Medical bodies slam Trump’s ‘devastating’ and ‘gutting’ research cuts

The National Institutes of Health could lose around $6 billion under the plans, while FDA user fees could double.

President Donald Trump’s first budget has not gone down well with the medical research and regulatory communities, which have come out against his plans to cut nearly $6 billion from the NIH and possibly double FDA user fees.

ASCO, which represents 40,000 cancer docs and health professionals and runs the largest cancer research conference of the year, said starkly: “[The] President’s budget will devastate U.S. research enterprise.”

It went on: “We soundly oppose President Trump’s budget outline, which would cut $6 billion from the National Institutes of Health (NIH). Reducing NIH’s funding by nearly 20% will devastate our nation’s already fragile federal research infrastructure and undercut a longstanding commitment to biomedical science that has fueled advances in cancer prevention, diagnosis, and treatment.”

It said that the U.S. can’t afford to “turn back the clock on research” in oncology, and that “gutting the U.S. research infrastructure won’t make America First, but will decidedly place the United States behind other countries in scientific advances.”

ASCO says it is urging Congress, which does not have to implement the budget in its current state, to reject the proposed cuts and increase federal support for NIH, as well as the National Cancer Institute.

RELATED: Trump’s first budget seeks to slash $6B from NIH, raise FDA user fees

The NIH helps fund early-stage and translational research work in academia and with biotechs, and has a major reach around the U.S. and within the medical research community.

Gary Gilliland, president and director of the Fred Hutchinson Cancer Research Center in Seattle, which received more NIH funding in 2017 than any other cancer center in the country, told the LA Times: “We are at an inflection point in our efforts to develop cures for cancer and related diseases.” He called the proposed cuts “indefensible” and warned that they “would severely impede our progress.”

And J. Craig Venter, CEO of the J. Craig Venter Institute in La Jolla, California, and executive chair and founder of biotech Human Longevity, told the newspaper: “This is an engine that drives our entire economy. Our federal money can be better spent. But cutting these budgets will only make it 10 times worse.”

Venter said the NIH cuts will be akin to a biotech cutting its own research pipeline to save costs: In the end, it just removes high-risk research projects, but also removes their potential.

“The ones that suffer most are new investigators with new ideas,” he said. “It’ll just be a disaster for the U.S. economy.”

In a response to questions from Forbes, the pharma research lobby group PhRMA gave a standard, dry reply to questions on the issue of the NIH cuts, saying it would continue to review the budget and work with Trump to make the industry strong.

This drew much ire on Twitter when the response was posted by Forbes’ Matthew Herper, with industry vet and upstart Arrakis CEO Michael Gilman saying on PhRMA: “Those people are truly useless,” followed by: “Note to @PhRMA. Stay off Twitter for the next couple of hours.”

And on top of the cuts, the budget is also looking to cut back on spending at the FDA and relying more on increased user fees from the med dev and biopharma industry.

The budget plans state that it wants user fees to be more than $2 billion next year, which is around $1 billion over this year’s level.

It says the payoff will be allowing new meds to be sped through the FDA, but details here (and outside of the remit of Cures) have not yet been laid out.

“In a constrained budget environment, industries that benefit from FDA’s approval can and should pay for their share,” the White House said yesterday.

The Alliance for a Stronger FDA was unequivocal in its response: “The President’s proposed funding mechanism—cutting more than a third of the agency’s appropriation and offsetting it with an enormous increase in medical product industry user fees—is neither wise nor realistic.

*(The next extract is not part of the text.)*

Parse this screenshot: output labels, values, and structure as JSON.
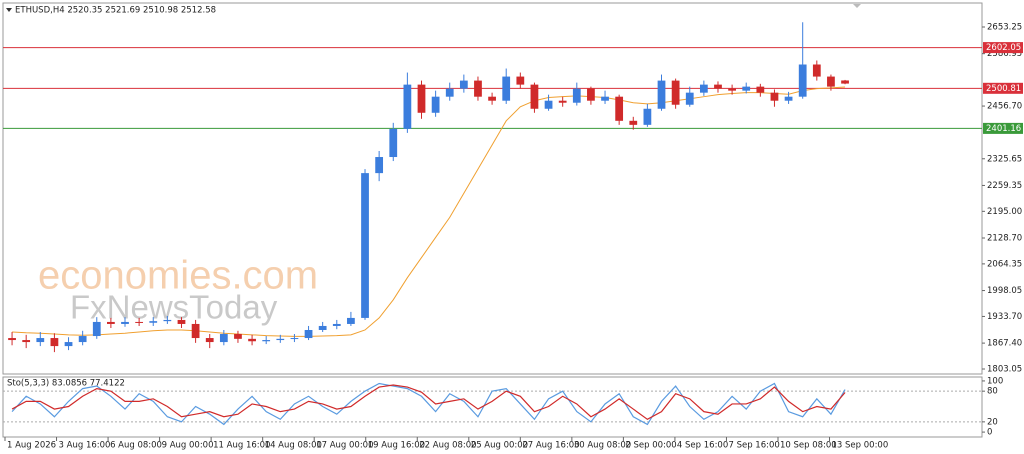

“Not wise because FDA’s core responsibilities—safe and effective medical products and safe foods—need to be supported in large measure by the public, who is the primary beneficiary. Not realistic because the drug and device industries have recently completed user fee agreement negotiations with FDA, concurring upon an appropriate amount of industry fees to support agency improvements. User fees have always been intended to supplement the agency’s appropriation, never to replace it.”

BIO, meanwhile, said: “While we are still reviewing today’s budget blueprint, we have initial concerns with the proposed reductions in the budgets for biomedical research, public health, and for agencies that play an important role in promoting innovations in agricultural, environmental, and human health.

“We are encouraged by other language in the budget blueprint that seeks to improve the regulatory environment for such innovations. As regards to user fee programs, we look forward to working with the President and Congress to preserve the commitments reflected in the carefully negotiated PDUFA VI goals letter, and ensuring that this vital program is reauthorized in a timely manner. We look forward to learning more about the President’s proposals to improve the FDA’s ability to perform its essential public health mission.”

Many biotech and medical device companies saw their stock drop on the budget yesterday, with the Nasdaq Biotechnology Index down 1.27%, and the S&P Biotech down 1.19%.